How to Include Costs in Your Proposal
The ideal approach is to do your homework regarding your organization’s actual capabilities, calculate related fixed and variable expenses, and include them in your fee schedule up front with simple descriptions. In the context of a clinical study, fixed costs are typically associated with costs per unit or activity related to tasks. In contrast, variable costs relate to time and effort or business costs such as overhead. By including remote monitoring data preparation and access technologies into an initial fee schedule, sites don’t have to over-emphasize the technology since it is expressed in terms of services and fees within the correct context. In addition, by keeping the initial descriptions brief, you leave room for more details if there is any pushback.

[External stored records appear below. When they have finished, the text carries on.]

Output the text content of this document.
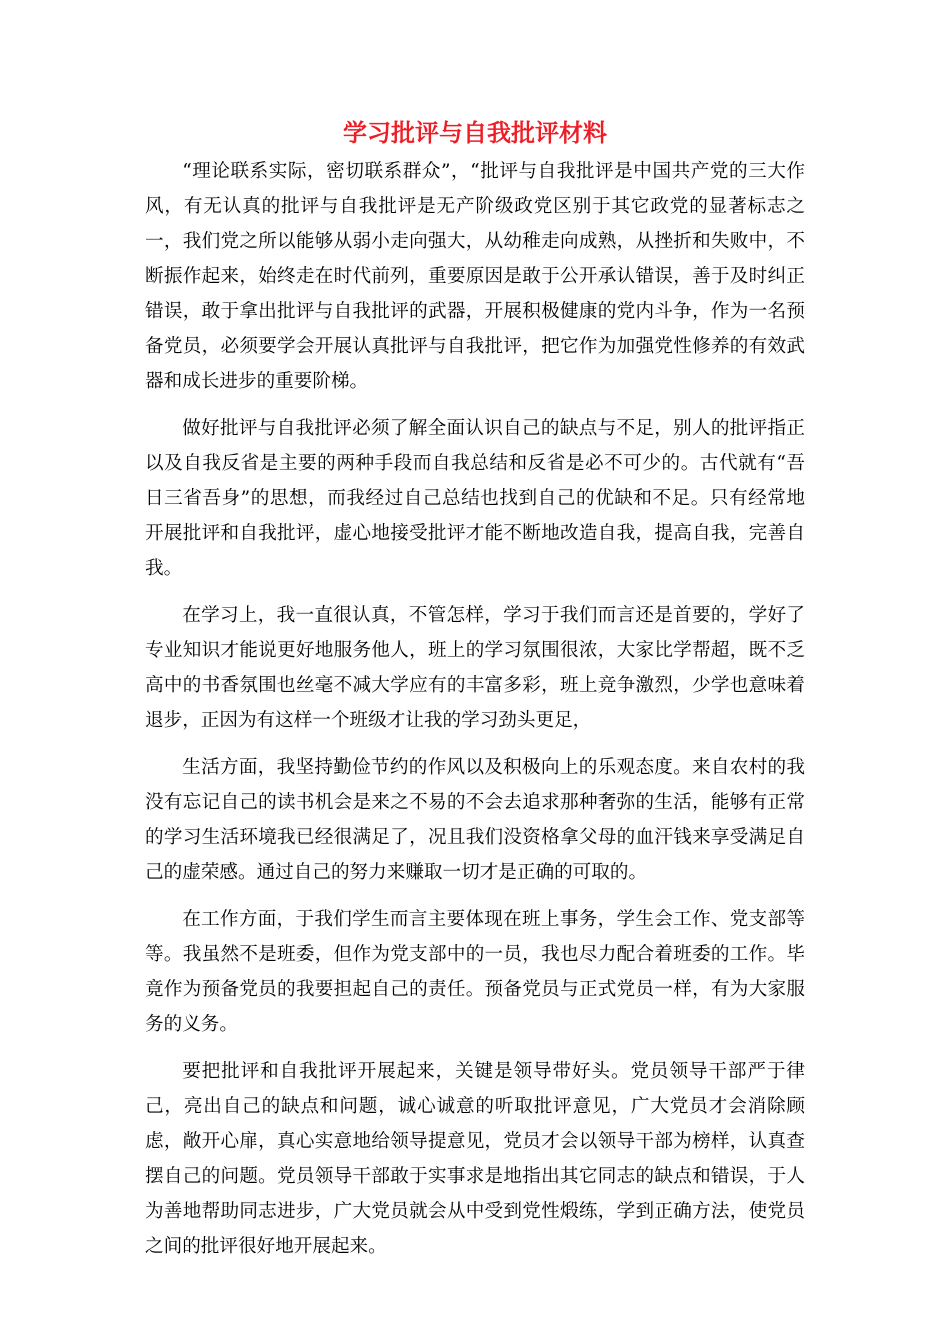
学习批评与自我批评材料

“理论联系实际，密切联系群众”，“批评与自我批评是中国共产党的三大作风，有无认真的批评与自我批评是无产阶级政党区别于其它政党的显著标志之一，我们党之所以能够从弱小走向强大，从幼稚走向成熟，从挫折和失败中，不断振作起来，始终走在时代前列，重要原因是敢于公开承认错误，善于及时纠正错误，敢于拿出批评与自我批评的武器，开展积极健康的党内斗争，作为一名预备党员，必须要学会开展认真批评与自我批评，把它作为加强党性修养的有效武器和成长进步的重要阶梯。

做好批评与自我批评必须了解全面认识自己的缺点与不足，别人的批评指正以及自我反省是主要的两种手段而自我总结和反省是必不可少的。古代就有“吾日三省吾身”的思想，而我经过自己总结也找到自己的优缺和不足。只有经常地开展批评和自我批评，虚心地接受批评才能不断地改造自我，提高自我，完善自我。

在学习上，我一直很认真，不管怎样，学习于我们而言还是首要的，学好了专业知识才能说更好地服务他人，班上的学习氛围很浓，大家比学帮超，既不乏高中的书香氛围也丝毫不减大学应有的丰富多彩，班上竞争激烈，少学也意味着退步，正因为有这样一个班级才让我的学习劲头更足，

生活方面，我坚持勤俭节约的作风以及积极向上的乐观态度。来自农村的我没有忘记自己的读书机会是来之不易的不会去追求那种奢弥的生活，能够有正常的学习生活环境我已经很满足了，况且我们没资格拿父母的血汗钱来享受满足自己的虚荣感。通过自己的努力来赚取一切才是正确的可取的。

在工作方面，于我们学生而言主要体现在班上事务，学生会工作、党支部等等。我虽然不是班委，但作为党支部中的一员，我也尽力配合着班委的工作。毕竟作为预备党员的我要担起自己的责任。预备党员与正式党员一样，有为大家服务的义务。

要把批评和自我批评开展起来，关键是领导带好头。党员领导干部严于律己，亮出自己的缺点和问题，诚心诚意的听取批评意见，广大党员才会消除顾虑，敞开心扉，真心实意地给领导提意见，党员才会以领导干部为榜样，认真查摆自己的问题。党员领导干部敢于实事求是地指出其它同志的缺点和错误，于人为善地帮助同志进步，广大党员就会从中受到党性煅练，学到正确方法，使党员之间的批评很好地开展起来。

Fixed and Variable Cost Justification
For fixed costs, be sure to include a short description of each role related to the monitoring tasks, since each task can be unique depending on who is performing it. This changes the FTE calculation. Also be sure to break down the difference in cost from traditional, onsite monitoring and remote monitoring. Even with your personnel, technology and other fees included, the electronic preparation of data and remote monitoring will cost much less for the sponsor than having to perform onsite visits. Some monitoring related items that may contribute to fixed fees include:
- Site engagement visits with monitor pre, intra and post award
- Review of regulatory documents related to clinical trial conduct
- Document management (scanning, copying, faxing, de-identifying)
- Duplicate document submissions for review
- Ongoing document reviews (continuing reviews, amendments, and annual reviews)
- Safety report reviews and associated documents (SAE/AE/DSMB reports)
- Remote Monitoring access fee (could be “fixed” if pre-calculated in tiers)
The same holds true for variable costs; be sure to compare the more efficient electronic data preparation and remote monitoring costs (time & technology) to the usually much higher cost of any non-electronic and manual approaches that would result from the sponsor not accepting the proposed fee schedule. Several monitoring items fall under a “variable fee”. Below are some items related to monitoring that you can list in your “variable fee” justification items:
- Time and effort for all research staff (training, education, webinars)
- Ongoing communication efforts
- Allocated meeting times dedicated to monitor during external reviews
It’s also smart to have a site cost justification letter ready to quickly respond if there is sponsor pushback. This letter should include more capability statements and technical details delivered in a strategic way that aligns your offering to what sponsors value. By adding more detail and explanations to each fixed and variable cost you’ve already outlined, you can provide details covering resources, overhead, supplies, and technology tools used in support of remote monitoring in your justification letter.
Negotiating with clinical trial sponsors is a necessary skill for any successful site team. Understand the value you bring to each trial and how to convince sponsors to pay for that value.